Less than two weeks after announcing that a child who camped at Yosemite’s Crane Flat Campground had the plague, the park said this week Tuolumne Meadows Campground was closing because of the same disease.
This time, though, there is no indication that any humans got sick there. But authorities determined that two squirrels at Tuolumne Meadows had died of the plague, prompting the closure.
The campground will be closed from Monday through Friday. It is one of 13 around Yosemite, which with about 4 million visitors is the third most visited U.S. national park.
Staff will treat the Tuolumne Meadows site with deltamethrin, a chemical that kills fleas that spread the plague, according to the park.
The first Yosemite campground to get the once over was Crane Flat, which is where a child — after visiting nearby Stanislaus National Forest — had stayed in mid-July. In that case, an insecticide that contained deltamethrin was used on rodent burrows on August 10 and 11.
That child is recovering from the plague, and no other members of the camping party have reported any related symptoms, according to authorities.
2 humans with plague die in Colorado
The plague is one of the most devastating diseases in the history of humankind, wiping out millions of people centuries ago.
Medicine has come a long way since then, with antibiotics and antimicrobial medicines among the tools to aid those with the plague. But the disease hasn’t entirely gone away.
The Centers for Disease Control and Prevention reports that the United States has about seven annual cases, over 80% of which have been in the bubonic form.
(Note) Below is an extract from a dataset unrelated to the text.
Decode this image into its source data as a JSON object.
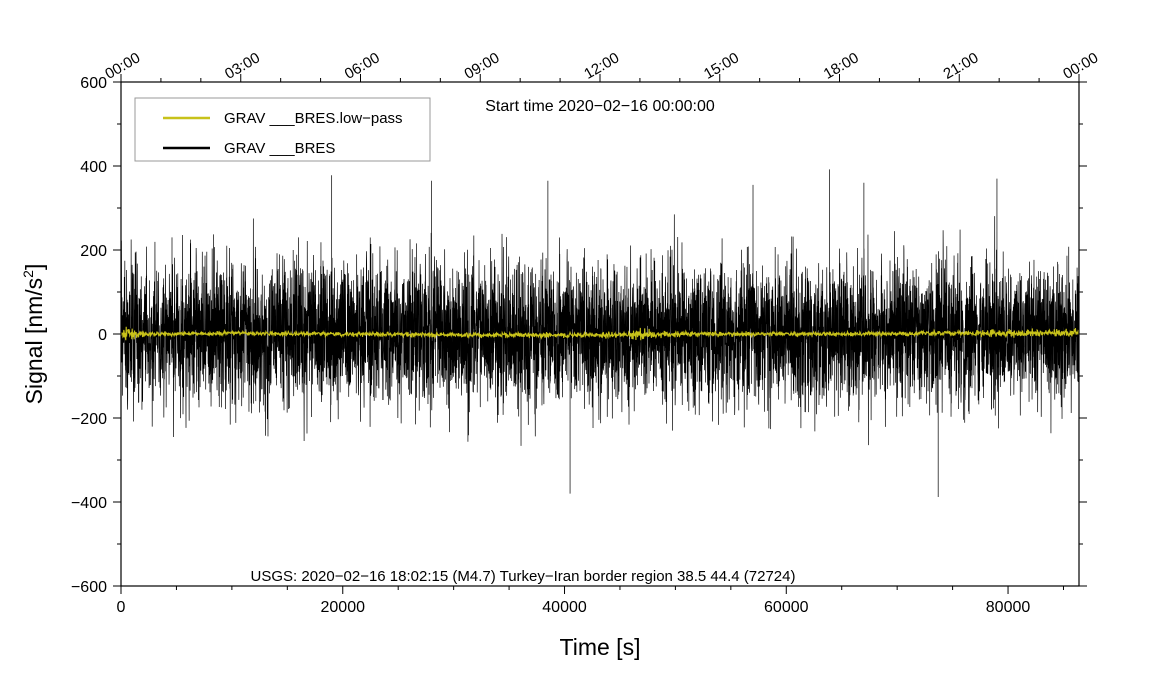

There have been three human cases reported so far in 2015, which is in line with those numbers. The other two happened in Colorado and both resulted in deaths, one a teenager in Larimer County and the other an adult in Pueblo County, as announced Wednesday by the local health department.
The Yosemite case is California’s first instance of human plague since 2006, when there were three cases in Mono, Los Angeles and Kern counties, according to state health officer Dr. Karen Smith. There have been 42 cases in the state since 1970, of which nine proved fatal.
“Although this is a rare disease, people should protect themselves from infection by avoiding any contact with wild rodents,” Smith said.